Bee deaths prompt province to probe possible pesticide link
Published Monday, July 8, 2013 7:02PM EDT
Last Updated Tuesday, July 9, 2013 6:41PM EDT
The Ontario government is ready to step in and find a solution for the die off of millions of honeybees across the province.
The Liberal government announced July 9, 2013 it will bring together beekeepers, farmers, and scientists to talk about the declining number bees.
It’s estimated the bee population in Canada has dropped by 35 per cent in the last three years.
Many blame chemicals used to promote the growth of field crops like corn, soybeans and canola. Those chemicals, neonicotinoids, have been banned in the European Union.
The federal government is also considering addressing the issue.
Bee die-offs sign of unfolding ecological tragedy: beekeepers
There's an ecological tragedy happening locally and it has to do with bees.
Millions and millions of bees are dying because of chemicals used to improve crops.
After 25 years of beekeeping in the Elmwood area, David Schuit of Saugeen Country Honey is so comfortable with bees he can work in a cloud of the insects without protection. Most of the bees in this yard look busy collecting nectar but Schuit doesn't like what he sees here.
He says these bees look like they have been poisoned
“I see bees that are dying,” he says. “I was here this morning and now I come back and even more bees are dying because they are flying out more now. We had some rain last night so the bees are out sucking up water in the fields. I believe they are getting tainted by.”
Schuit has seen this before. He has lost 600 hives or more than 30 million bees since last year. Tests by Health Canada found traces of neonicotinoid pesticides in the dead bees here.
Neonicotinoid pesticides are used to protect corn, soybean and canola seeds from insects.

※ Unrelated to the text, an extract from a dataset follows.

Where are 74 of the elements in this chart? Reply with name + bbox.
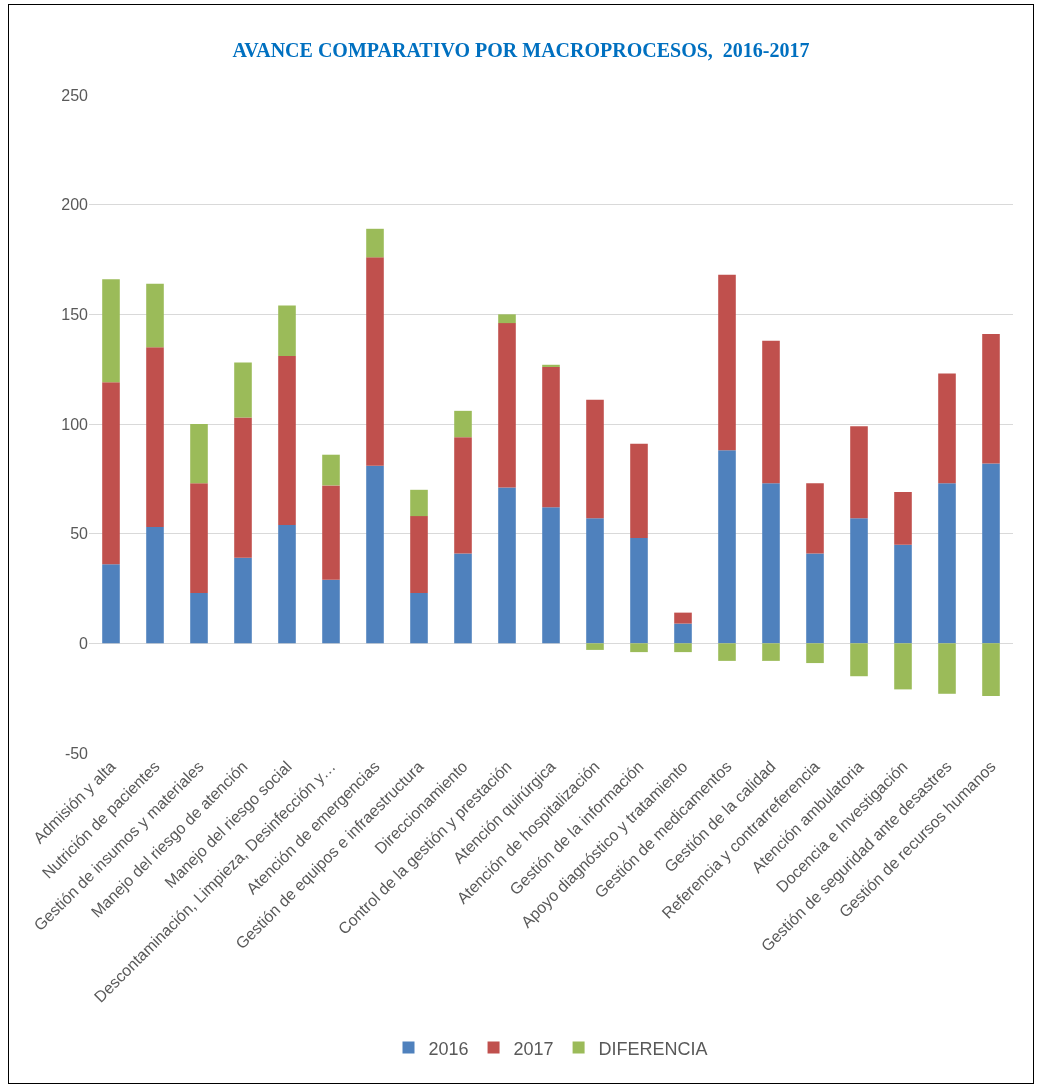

They are extremely toxic to bees even in tiny amounts but were approved for use in Canada in 2004.
Health Canada continues to monitor the insecticide’s impact on bees.
So far this season there have been 140 documented cases where bee colonies have suffered acute poisoning and that number is expected to grow because bee keepers are still seeing their bees die or disappear.
Richard Elzby normally keeps about 30 colonies just outside of Meaford but 10 of those died over the winter. Elzby replaced those bees last week only to watch the colonies collapse again this week. The bees are apparently dying while out pollinating.
“I don't know where the bees have gone,” Elzby says. “There are a hundred or two hundred bees in my hives, and when I open to check them I get the shock of my life. Boxes that should have 10,000 or upwards of 30,000 or 40,000 (have) less than one tenth.”
Schuit says the destruction of honey bees is only an indication of what is happening to all other insects and time is quickly running out for Health Canada to take substantial action to protect bees.
“To me it's the calm before the storm,” he says. “We haven't seen all the repercussions of this chemical. Wake up Canada.”
Because of what's happening to bees this summer, the Ontario Bee Keepers’ Association is calling on Health Canada to suspend the use of neonicotinoid seed treatments for the 2014 planting season.